If you are interested in knowing more about Lisette patterns such as for instance fit comparisons with other Simplicity patterns:
http://www.sewlisette.com/blog/2011/02/how-lisette-sewing-patterns-are-developed 



Favorite Features
* The three little tiers (upper, middle, lower) of ruffles at the center front of the top.
* Simple to make

* Sleeve options: flared or elasticized sleeves at the hems.
* Very age-appropriate
* Notches and other markings aligned nicely (i.e. attaching the bias neck binding to the neckline)
* "Lisette" tips  or clarification of a technique strategically placed after certain steps that could be helpful to beginning sewists (i.e. staystitching, gathering stitches, finishing a raw edge)


Other
*The flared sleeves came out inconveniently long (up to the knuckles). When I was about to shorten them, my daughter changed her mind, and is satisfied the way they are.

Pattern alterations or any design changes you made:
* Attached bias neck band from the inside, turning outwards and topstitching to the neckline. Because I self-faced all the strips to be used ruffles, I encoutered slightly extra "bulk" when finishing the front neckline where the upper ruffle was.

*To avoid narrowly hemming the edges of each ruffle, I cut a pair of strips for each level of ruffles (upper, middle, lower), so that one acts as a self-facing of each pair. I sewed each pair of strips right sides together, leaving an opening at the top edge. Then I turned each pair of strips inside out, lowered the machine tension, sewed the long and loose stitches along the top edge's seam allowance, pulled the ends to "gather", and adjusted accordingly while sewing each ruffle along the corresponding stitch markings to the center front of the blouse. 
* "Finish seams" are mentioned throughout the directions. I used topstitched seams for the sides and the center back. From the inside, I pressed each seam allowance to one side and sewed 1/8" from each raw edge of the seam.

* Closure at the center back: Instead of a "thread loop", I cut a 2" piece of 1/4" width elastic, folded it in half, stitched the ends together to form a "loop", inserting it to the left end of the bias "encased"
neckline, and securing it with a few double stitches that also enclose the end of the neckline. 

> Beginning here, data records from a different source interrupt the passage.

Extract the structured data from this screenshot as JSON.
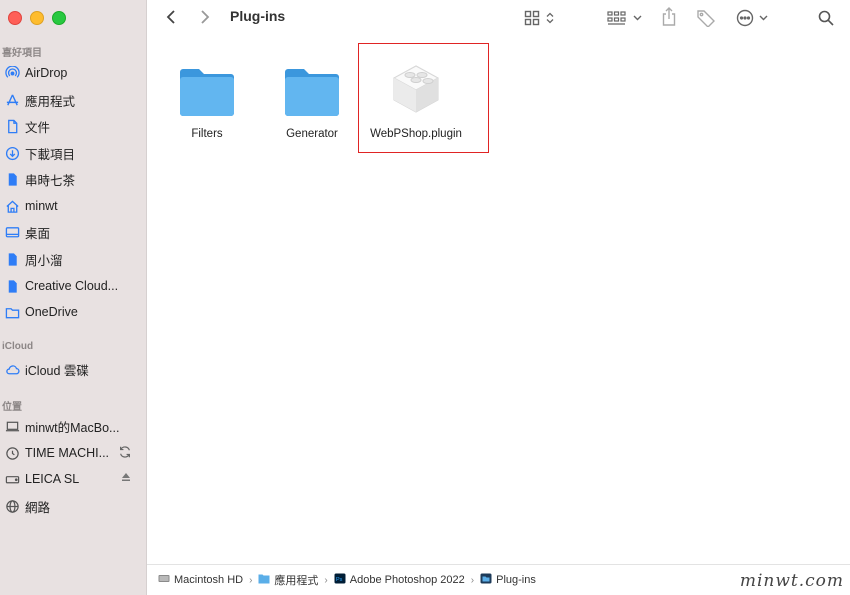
{
  "window": {
    "title": "Plug-ins"
  },
  "sidebar": {
    "favorites_title": "喜好項目",
    "favorites": [
      {
        "label": "AirDrop",
        "icon": "airdrop-icon"
      },
      {
        "label": "應用程式",
        "icon": "applications-icon"
      },
      {
        "label": "文件",
        "icon": "document-icon"
      },
      {
        "label": "下載項目",
        "icon": "downloads-icon"
      },
      {
        "label": "串時七茶",
        "icon": "document-filled-icon"
      },
      {
        "label": "minwt",
        "icon": "home-icon"
      },
      {
        "label": "桌面",
        "icon": "desktop-icon"
      },
      {
        "label": "周小溜",
        "icon": "document-filled-icon"
      },
      {
        "label": "Creative Cloud...",
        "icon": "document-filled-icon"
      },
      {
        "label": "OneDrive",
        "icon": "folder-icon"
      }
    ],
    "icloud_title": "iCloud",
    "icloud": [
      {
        "label": "iCloud 雲碟",
        "icon": "cloud-icon"
      }
    ],
    "locations_title": "位置",
    "locations": [
      {
        "label": "minwt的MacBo...",
        "icon": "laptop-icon"
      },
      {
        "label": "TIME MACHI...",
        "icon": "time-machine-icon"
      },
      {
        "label": "LEICA SL",
        "icon": "drive-icon"
      },
      {
        "label": "網路",
        "icon": "network-icon"
      }
    ]
  },
  "files": [
    {
      "name": "Filters",
      "icon": "folder-icon"
    },
    {
      "name": "Generator",
      "icon": "folder-icon"
    },
    {
      "name": "WebPShop.plugin",
      "icon": "plugin-icon"
    }
  ],
  "pathbar": [
    {
      "label": "Macintosh HD",
      "icon": "hard-drive-icon"
    },
    {
      "label": "應用程式",
      "icon": "folder-icon"
    },
    {
      "label": "Adobe Photoshop 2022",
      "icon": "photoshop-icon"
    },
    {
      "label": "Plug-ins",
      "icon": "folder-icon"
    }
  ],
  "watermark": "minwt.com"
}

*I used a button featuring a Beatrix Potter cat.



Recommendations
I plan to use this pattern again not only for the top but also for a new skirt for Heather. Also the top could be made without the ruffled front.  This pattern also seems like a "user-friendly" pattern suitable for beginning sewists introducing them to seemingly more advanced techniques (i.e. bias finish neckline, ruffles) in a non-intimidating manner.

I hope that Lisette produces more patterns for girls in the more 'tween age. It would be nice to have patterns for children in the elementary to middle school age bracket that are fun to wear for school and elsewhere and yet still be age appropriate.